One way of answering this problem is:
- We need to select a group of volunteers or subjects(we need to select a sample representative of the entire population).
- We will measure their cholesterol level today.
- We ask them/ensure that they consume 5–7 walnuts every day for 3 months(let’s assume that all of them co-operates and do this for the next 3 months).
- We measure their cholesterol levels after 3 months.
And we can just compare the cholesterol level average for the group before and after and then we will draw our conclusions. This procedure seems reasonable but actually is a very flawed way of conducting medical experiments or any kind of experiments where we are trying to test the effect of the treatment.
What’s wrong with the above approach?
Let’s say some members of the sample, in addition to consuming walnuts, they also take up some physical exercise and we know that physical exercise can have an effect on the cholesterol level and at the end of 3 months if their cholesterol level actually decreases that means they will contribute to the overall mean of the sample decreasing, now how do we know that the cholesterol level of these subjects actually decreased because of walnuts or was it because of the physical exercise. How do we separate out the effect of these two?
And let’s take the other extreme as well, say some people from this sample started smoking which leads to an increase in their cholesterol level, so if that happens, can we conclude that eating walnuts lead to the increase or if the cholesterol does not change(gets nullified by increase because of smoking and decrease by walnuts), then do we conclude that walnuts did not help in reducing cholesterol level?
So, the problem here is that we are not able to isolate the effects of confounding variables.
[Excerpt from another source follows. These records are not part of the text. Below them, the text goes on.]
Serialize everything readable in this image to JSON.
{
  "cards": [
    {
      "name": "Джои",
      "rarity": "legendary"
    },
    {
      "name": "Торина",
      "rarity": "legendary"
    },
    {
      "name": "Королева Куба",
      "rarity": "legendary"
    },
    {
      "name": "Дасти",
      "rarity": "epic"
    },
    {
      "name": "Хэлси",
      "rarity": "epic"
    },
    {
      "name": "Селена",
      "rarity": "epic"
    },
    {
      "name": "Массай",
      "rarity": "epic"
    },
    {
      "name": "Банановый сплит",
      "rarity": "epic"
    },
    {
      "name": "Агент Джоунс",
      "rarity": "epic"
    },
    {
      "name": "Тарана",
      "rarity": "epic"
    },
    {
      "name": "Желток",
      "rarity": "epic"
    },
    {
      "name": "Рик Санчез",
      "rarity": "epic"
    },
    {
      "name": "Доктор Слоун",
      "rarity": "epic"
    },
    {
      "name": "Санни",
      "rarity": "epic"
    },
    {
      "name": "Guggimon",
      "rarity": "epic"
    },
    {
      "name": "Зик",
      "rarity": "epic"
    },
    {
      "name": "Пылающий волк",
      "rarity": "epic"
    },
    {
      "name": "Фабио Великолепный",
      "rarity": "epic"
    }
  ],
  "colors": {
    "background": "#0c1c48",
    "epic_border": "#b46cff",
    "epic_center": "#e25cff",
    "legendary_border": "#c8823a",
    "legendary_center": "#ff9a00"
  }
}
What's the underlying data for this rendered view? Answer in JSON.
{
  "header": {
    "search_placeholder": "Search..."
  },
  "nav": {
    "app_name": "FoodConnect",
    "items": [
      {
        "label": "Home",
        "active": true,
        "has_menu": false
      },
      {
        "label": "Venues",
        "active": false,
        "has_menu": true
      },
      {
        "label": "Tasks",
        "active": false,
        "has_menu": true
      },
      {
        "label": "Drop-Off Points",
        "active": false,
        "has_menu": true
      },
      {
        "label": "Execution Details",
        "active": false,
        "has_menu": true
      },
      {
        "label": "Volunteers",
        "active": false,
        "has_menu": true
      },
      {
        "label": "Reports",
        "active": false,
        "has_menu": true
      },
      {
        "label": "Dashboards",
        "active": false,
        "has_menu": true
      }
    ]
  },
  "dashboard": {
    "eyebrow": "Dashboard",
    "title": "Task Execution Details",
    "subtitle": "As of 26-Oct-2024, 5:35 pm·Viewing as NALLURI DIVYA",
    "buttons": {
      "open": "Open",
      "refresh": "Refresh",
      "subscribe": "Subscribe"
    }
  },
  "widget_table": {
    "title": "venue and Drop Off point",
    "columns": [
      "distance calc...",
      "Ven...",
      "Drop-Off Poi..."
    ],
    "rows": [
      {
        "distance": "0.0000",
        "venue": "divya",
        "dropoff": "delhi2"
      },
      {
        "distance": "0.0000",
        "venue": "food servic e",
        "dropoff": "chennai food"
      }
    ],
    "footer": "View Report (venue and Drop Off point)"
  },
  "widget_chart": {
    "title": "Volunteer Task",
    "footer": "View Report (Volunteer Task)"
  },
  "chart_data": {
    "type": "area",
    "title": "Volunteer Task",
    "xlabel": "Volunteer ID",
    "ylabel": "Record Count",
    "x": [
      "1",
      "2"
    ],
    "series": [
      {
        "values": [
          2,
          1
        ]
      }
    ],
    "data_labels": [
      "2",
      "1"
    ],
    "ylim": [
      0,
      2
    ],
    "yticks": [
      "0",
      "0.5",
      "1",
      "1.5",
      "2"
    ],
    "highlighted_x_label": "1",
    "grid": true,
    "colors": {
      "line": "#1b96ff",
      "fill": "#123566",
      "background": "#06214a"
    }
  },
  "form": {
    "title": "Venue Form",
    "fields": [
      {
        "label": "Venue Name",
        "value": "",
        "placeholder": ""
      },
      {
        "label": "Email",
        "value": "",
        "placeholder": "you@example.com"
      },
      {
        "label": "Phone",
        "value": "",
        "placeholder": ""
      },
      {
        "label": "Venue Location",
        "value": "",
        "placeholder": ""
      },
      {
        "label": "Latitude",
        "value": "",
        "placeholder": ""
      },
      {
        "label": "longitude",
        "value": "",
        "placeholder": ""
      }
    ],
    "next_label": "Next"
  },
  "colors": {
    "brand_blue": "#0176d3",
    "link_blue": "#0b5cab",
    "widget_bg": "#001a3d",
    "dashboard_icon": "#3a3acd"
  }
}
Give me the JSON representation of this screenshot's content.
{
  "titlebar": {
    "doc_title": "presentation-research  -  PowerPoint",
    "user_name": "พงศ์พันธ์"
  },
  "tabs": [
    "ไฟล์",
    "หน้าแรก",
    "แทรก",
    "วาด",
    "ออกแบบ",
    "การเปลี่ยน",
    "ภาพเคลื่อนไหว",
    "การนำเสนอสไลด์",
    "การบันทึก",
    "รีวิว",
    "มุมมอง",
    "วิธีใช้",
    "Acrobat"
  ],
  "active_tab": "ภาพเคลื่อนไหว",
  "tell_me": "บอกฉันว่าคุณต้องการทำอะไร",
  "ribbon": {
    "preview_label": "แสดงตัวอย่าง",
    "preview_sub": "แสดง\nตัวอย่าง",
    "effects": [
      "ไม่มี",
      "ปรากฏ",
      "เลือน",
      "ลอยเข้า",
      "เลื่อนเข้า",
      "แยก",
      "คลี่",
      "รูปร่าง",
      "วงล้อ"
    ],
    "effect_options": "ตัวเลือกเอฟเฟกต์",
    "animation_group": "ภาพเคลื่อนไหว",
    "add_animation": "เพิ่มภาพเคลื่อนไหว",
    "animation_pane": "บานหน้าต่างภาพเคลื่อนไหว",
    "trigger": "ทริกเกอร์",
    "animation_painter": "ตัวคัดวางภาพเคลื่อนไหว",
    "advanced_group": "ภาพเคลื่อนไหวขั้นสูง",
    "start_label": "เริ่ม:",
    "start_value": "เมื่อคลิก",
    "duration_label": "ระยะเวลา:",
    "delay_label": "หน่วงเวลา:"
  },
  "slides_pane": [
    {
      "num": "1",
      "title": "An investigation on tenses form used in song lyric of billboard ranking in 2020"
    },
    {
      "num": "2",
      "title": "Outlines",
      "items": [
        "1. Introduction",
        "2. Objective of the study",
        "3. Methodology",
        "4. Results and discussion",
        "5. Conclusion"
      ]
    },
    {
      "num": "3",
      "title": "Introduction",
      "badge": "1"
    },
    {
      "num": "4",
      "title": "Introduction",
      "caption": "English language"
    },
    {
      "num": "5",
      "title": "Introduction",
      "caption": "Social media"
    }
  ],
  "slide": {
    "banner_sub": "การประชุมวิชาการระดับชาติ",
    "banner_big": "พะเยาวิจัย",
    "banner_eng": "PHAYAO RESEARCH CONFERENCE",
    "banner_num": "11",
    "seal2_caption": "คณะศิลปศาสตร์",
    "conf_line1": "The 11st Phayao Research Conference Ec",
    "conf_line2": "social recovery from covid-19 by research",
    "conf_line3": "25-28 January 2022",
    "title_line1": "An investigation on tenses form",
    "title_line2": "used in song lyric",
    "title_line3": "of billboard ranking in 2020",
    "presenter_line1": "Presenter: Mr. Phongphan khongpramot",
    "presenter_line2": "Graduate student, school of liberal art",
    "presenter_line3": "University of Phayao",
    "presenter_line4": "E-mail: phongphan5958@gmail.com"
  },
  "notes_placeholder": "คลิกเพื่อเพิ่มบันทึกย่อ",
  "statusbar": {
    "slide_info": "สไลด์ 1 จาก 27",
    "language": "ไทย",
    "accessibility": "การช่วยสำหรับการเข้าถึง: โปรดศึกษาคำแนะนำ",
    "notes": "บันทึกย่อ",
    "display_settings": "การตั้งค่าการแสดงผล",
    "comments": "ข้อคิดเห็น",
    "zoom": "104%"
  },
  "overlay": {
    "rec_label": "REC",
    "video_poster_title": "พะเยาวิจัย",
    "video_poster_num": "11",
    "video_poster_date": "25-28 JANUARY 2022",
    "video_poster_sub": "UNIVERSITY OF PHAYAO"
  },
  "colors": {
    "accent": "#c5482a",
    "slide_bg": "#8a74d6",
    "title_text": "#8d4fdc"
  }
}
The solution lies in something known as ‘Randomized Control Experiments’. And here is a brief of the Randomized Control Experiments:
We have a control group and a treatment group, to the control group we don’t give any treatment or we give a placebo treatment(pills which do not have any medical properties), we select these two groups in such a way that there are similar people in both groups meaning there are people in both the groups who do the physical exercise, who smokes, old and young people in both the groups. So, in a way, we have nullified the effect, and if after 3 months, we see a particular group does significantly better than the other group, then we know that the only difference between them was walnuts and no walnuts, all other differences were similar. This is known as setting up a Randomized Control Experiment.
It’s good to have knowledge of the above for designing experiments to collect the data and draw inferences from the data. And here again, the knowledge of statistics plays a significant role.
In this article, we touch-based on why the statistics concepts are important in Data Science and how to select a sample, design an experiment.